Chic African Culture Africa Factbook

Cocoyams in Africa plus an easy recipe

Cocoyams have a long history of cultivation in Africa, especially in West and Central Africa, where they are a staple food for many people. Cocoyams are rich in carbohydrates, fiber, vitamins and minerals and can be cooked in various ways. Cocoyams can also provide food security and income for small-scale farmers, especially women, who are the main producers of this crop.
 
Making a pounded cocoyam fufu recipe in Central Africa
Making a pounded cocoyam fufu recipe in
Central Africa

Where yam is King of crops, African cocoyams are often associated with peasant crops; cocoyam is considered a poor man’s crop or a woman’s crop.

Women cocoyam farmers play an important role in farming for daily food and income for their families, especially in Nigeria which is one of the largest producers of cocoyam in the world contributing about 40 percent of total annual production.


Cocoyam have several plant varieties, some with edible tubers and others with edible stems. Cocoyam or Taro plants are a traditional woman's staple root crop in many African countries. All plant parts may cause stomach upset if eaten raw, and the sap may irritate skin.

Cocoyam, if eaten raw, the calcium oxalate crystals causes a stinging feeling to the mouth and throat; cocoyam must be cooked before being eaten. Foods also high in calcium oxalate crystals are spinach, beets, cocoa powder, almonds, strawberries and cranberries. Cocoyam is a generic term for the arrowleaf elephant ear varieties of the tropical starchy tuberous root crop.

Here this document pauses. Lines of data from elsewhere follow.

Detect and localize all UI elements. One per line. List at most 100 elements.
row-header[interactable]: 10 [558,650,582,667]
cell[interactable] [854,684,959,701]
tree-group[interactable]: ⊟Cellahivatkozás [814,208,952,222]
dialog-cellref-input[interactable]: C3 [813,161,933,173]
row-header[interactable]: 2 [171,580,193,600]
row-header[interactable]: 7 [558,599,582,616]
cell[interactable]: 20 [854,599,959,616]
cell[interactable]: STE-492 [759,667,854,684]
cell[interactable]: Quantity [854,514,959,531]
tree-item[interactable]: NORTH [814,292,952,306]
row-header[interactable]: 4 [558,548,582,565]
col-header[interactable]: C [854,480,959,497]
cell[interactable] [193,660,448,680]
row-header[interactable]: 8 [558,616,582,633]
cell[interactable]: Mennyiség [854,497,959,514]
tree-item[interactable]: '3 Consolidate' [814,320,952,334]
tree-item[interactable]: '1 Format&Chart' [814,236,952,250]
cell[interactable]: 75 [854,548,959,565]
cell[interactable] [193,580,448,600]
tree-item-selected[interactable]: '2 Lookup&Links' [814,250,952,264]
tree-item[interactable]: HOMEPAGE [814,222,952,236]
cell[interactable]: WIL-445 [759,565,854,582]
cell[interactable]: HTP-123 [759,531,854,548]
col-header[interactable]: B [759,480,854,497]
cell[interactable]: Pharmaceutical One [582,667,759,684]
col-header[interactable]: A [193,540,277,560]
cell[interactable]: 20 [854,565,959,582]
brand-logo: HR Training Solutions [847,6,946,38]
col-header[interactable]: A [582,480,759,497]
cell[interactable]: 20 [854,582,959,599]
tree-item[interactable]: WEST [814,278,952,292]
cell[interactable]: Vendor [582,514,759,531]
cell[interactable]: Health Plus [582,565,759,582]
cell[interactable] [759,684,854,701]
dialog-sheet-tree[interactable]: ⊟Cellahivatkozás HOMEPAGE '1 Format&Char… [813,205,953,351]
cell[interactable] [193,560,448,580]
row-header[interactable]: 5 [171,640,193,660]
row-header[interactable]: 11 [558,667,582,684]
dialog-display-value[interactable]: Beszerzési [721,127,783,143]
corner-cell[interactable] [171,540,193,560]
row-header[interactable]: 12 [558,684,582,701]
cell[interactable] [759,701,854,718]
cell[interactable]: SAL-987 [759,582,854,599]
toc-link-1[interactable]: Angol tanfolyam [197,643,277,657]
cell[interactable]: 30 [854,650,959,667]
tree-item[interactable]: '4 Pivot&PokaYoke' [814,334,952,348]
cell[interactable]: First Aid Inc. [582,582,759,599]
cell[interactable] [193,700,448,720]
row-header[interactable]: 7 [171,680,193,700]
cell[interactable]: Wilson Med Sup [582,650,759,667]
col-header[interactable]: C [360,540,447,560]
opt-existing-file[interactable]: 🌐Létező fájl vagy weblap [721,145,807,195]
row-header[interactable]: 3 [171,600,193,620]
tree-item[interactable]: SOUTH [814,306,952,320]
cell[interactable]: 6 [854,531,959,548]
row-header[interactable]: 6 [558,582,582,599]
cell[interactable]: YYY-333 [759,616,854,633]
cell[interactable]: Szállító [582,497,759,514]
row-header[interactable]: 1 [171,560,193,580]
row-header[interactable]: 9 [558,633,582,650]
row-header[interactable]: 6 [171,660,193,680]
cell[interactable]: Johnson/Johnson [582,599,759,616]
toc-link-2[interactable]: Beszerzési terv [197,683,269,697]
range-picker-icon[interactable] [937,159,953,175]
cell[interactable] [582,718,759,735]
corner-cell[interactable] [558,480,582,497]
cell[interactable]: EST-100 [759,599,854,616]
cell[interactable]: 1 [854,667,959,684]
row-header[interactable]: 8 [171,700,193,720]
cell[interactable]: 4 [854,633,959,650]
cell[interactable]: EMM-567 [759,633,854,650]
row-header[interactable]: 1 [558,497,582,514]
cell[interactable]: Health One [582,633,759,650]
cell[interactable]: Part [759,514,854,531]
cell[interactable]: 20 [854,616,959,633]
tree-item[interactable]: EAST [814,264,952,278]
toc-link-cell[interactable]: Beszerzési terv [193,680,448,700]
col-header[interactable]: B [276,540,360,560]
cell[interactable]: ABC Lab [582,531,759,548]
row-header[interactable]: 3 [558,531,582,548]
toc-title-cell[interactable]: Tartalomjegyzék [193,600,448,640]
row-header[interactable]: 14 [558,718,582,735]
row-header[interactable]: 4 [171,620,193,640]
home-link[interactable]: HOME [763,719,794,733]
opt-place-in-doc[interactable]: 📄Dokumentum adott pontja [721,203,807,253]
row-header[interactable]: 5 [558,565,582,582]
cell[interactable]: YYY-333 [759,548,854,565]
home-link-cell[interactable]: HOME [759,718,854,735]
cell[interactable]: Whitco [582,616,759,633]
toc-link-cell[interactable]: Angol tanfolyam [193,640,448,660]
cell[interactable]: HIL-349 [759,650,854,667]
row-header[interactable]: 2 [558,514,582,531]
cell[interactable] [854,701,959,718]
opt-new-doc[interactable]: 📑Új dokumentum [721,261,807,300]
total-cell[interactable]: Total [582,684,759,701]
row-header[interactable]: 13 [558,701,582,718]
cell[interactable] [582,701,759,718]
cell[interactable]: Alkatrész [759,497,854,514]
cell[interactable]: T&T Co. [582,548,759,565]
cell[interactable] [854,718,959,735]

Joseph Onyeka with at the National Root Crops Research Institute state's, Farmers depend on cocoyam as a major staple food during critical periods such as conflict, famine and natural disasters. The Consultative Group for International Agricultural Research (CGIAR) says “In West and Central Africa cocoyam is often associated with low income and socioeconomic status, and its production system is largely an informal activity.

As a result, cocoyam is usually considered a poor man’s or woman’s crop, as most producers are female. In Ghana, a woman who does not have a cocoyam farm might as well be a non-farmer, Onyeka stated. Following an old eastern Nigerian tradition, female farmers normally have cocoyam farms that their sons-in-law are expected to help with cultivating.

Women are the cultivators of cocoyam farming in most African countries, thus improving cocoyam production should have a direct impact on the most economically vulnerable groups. Women cocoyam farmers play an important role in farming for daily food and income for their families, especially in Nigeria which is one of the largest producers of cocoyam in the world contributing about 40% of total annual production.

African cocoyam vegetable soup
African cocoyam vegetable soup

Ofe Onugbu Cocoyam Vegetable Soup Recipe

Ingredients
1 large cocoyam root peeled and diced
3 large tomatoes, diced
2 handfuls bitter leaf or kale
2 medium chopped onions
1 medium chopped red bell pepper
1 medium chopped green bell pepper
1 teaspoon ground allspice
½ teaspoon ground ginger
1 teaspoon tamarind paste
2 teaspoons red pepper flakes
1 teaspoon minced garlic
2 cups vegetable stock


Directions
Add all ingredients to a large pot, simmer until thick 25 minutes. Serve warm with rice.